To pass credentials explicitly to authenticate to your storage location, you can use either of the following block types:

  • Prefect integration library storage blocks, such as the prefect-aws library’s S3Bucket block, which can use a AWSCredentials block when it is created.
  • Secret blocks

If you use a storage block such as the S3Bucket block, you need to have the prefect-aws library available in the environment where your flow code runs.

You can do any of the following to make the library available:

  1. Install the library into the execution environment directly
  2. Specify the library in the work pool’s Base Job Template in the Environment Variables section like this:{"EXTRA_PIP_PACKAGES":"prefect-aws"}
  3. Specify the library in the environment variables of the deploy method as shown in the examples below
  4. Specify the library in a requirements.txt file and reference the file in the pull step of the prefect.yaml file like this:
    - prefect.deployments.steps.pip_install_requirements:
        directory: "{{ pull_code.directory }}" 
        requirements_file: requirements.txt

The examples below show how to create a deployment with flow code in a cloud provider storage location. For each example, we show how to access code that is publicly available. The prefect.yaml example includes an additional line to reference a credentials block if authenticating to a private storage location through that option.
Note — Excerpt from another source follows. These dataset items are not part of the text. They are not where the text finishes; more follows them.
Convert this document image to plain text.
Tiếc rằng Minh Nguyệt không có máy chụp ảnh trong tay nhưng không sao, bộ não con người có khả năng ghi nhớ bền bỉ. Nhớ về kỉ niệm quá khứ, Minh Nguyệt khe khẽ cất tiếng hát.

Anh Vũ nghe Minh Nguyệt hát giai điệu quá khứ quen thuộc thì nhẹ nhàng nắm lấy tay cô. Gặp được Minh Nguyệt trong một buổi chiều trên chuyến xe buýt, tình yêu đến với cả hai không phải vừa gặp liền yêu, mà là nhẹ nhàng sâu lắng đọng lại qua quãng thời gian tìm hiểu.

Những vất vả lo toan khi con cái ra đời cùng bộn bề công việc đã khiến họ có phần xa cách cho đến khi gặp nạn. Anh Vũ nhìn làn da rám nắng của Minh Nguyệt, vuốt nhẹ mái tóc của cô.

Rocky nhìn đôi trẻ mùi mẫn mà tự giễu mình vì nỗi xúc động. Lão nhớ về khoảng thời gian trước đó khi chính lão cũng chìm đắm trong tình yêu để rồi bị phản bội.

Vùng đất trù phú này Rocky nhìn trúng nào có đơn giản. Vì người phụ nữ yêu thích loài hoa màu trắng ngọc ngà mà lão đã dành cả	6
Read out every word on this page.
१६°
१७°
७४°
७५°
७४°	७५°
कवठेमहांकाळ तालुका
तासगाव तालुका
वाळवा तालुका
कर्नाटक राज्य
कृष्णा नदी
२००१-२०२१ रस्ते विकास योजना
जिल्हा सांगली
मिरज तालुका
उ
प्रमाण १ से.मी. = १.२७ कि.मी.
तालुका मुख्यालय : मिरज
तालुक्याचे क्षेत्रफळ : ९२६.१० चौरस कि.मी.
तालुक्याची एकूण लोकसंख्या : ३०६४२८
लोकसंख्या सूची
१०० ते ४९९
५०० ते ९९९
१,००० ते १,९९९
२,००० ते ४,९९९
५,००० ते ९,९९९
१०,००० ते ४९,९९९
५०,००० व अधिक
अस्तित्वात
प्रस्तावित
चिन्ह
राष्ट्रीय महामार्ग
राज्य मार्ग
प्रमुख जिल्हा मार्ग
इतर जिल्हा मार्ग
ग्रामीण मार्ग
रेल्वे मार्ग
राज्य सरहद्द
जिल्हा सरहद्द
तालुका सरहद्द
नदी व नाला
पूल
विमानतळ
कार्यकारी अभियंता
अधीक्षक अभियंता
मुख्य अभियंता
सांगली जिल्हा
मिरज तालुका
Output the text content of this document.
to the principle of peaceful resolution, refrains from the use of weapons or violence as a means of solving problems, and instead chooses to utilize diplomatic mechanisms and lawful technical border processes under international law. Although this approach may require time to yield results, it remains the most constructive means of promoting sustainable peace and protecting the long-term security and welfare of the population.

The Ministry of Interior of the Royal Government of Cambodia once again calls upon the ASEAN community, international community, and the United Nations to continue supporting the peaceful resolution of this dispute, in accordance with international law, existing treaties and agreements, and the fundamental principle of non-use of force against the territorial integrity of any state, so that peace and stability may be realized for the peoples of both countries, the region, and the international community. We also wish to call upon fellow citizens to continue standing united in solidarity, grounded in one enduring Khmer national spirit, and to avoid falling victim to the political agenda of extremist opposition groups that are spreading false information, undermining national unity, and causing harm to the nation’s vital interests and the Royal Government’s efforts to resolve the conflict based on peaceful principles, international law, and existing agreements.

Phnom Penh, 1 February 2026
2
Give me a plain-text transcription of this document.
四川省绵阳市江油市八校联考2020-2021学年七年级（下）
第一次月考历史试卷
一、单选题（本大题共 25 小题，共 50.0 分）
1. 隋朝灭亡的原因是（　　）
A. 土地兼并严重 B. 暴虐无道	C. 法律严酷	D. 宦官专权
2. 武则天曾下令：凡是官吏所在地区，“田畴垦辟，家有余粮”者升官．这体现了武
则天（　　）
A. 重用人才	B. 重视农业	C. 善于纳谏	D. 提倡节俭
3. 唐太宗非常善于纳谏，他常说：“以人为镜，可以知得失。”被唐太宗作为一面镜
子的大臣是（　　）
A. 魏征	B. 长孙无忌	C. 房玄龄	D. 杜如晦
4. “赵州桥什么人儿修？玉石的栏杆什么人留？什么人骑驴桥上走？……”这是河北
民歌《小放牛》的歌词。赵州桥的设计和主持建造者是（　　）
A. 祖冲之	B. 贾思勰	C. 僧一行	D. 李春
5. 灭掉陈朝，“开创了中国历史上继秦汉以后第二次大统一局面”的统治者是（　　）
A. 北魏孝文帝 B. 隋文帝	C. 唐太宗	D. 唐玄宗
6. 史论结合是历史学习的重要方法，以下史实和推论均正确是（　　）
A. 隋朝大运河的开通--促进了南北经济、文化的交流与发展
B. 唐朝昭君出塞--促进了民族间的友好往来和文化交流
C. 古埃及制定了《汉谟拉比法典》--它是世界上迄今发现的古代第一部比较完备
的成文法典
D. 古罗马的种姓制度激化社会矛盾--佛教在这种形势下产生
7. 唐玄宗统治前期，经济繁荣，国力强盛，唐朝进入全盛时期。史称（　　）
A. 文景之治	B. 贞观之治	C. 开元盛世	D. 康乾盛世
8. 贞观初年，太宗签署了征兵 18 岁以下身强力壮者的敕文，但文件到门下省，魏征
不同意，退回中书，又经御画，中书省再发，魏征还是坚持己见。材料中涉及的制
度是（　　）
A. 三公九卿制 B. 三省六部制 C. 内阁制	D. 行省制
We also include Python code that shows how to use an existing storage block and an example of that creates, but doesn’t save, a storage block that references an existing nested credentials block.

from prefect import flow


if __name__ == "__main__":
    flow.from_source(
        source="s3://my-bucket/my-folder",
        entrypoint="my_file.py:my_flow",
    ).deploy(
        name="my-aws-s3-deployment",
        work_pool_name="my-work-pool"
    )

To create an AwsCredentials block:

  1. Install the prefect-aws library with pip install -U prefect-aws
  2. Register the blocks in prefect-aws with prefect block register -m prefect_aws
  3. Create a user with a role with read and write permissions to access the bucket. If using the UI, create an access key pair with IAM -> Users -> Security credentials -> Access keys -> Create access key. Choose Use case -> Other and then copy the Access key and Secret access key values.
  4. Create an AWSCredentials block in code or the Prefect UI. In addition to the block name, most users will fill in the AWS Access Key ID and AWS Access Key Secret fields.
  5. Reference the block as shown above.

Another authentication option is to give the worker access to the storage location at runtime through SSH keys.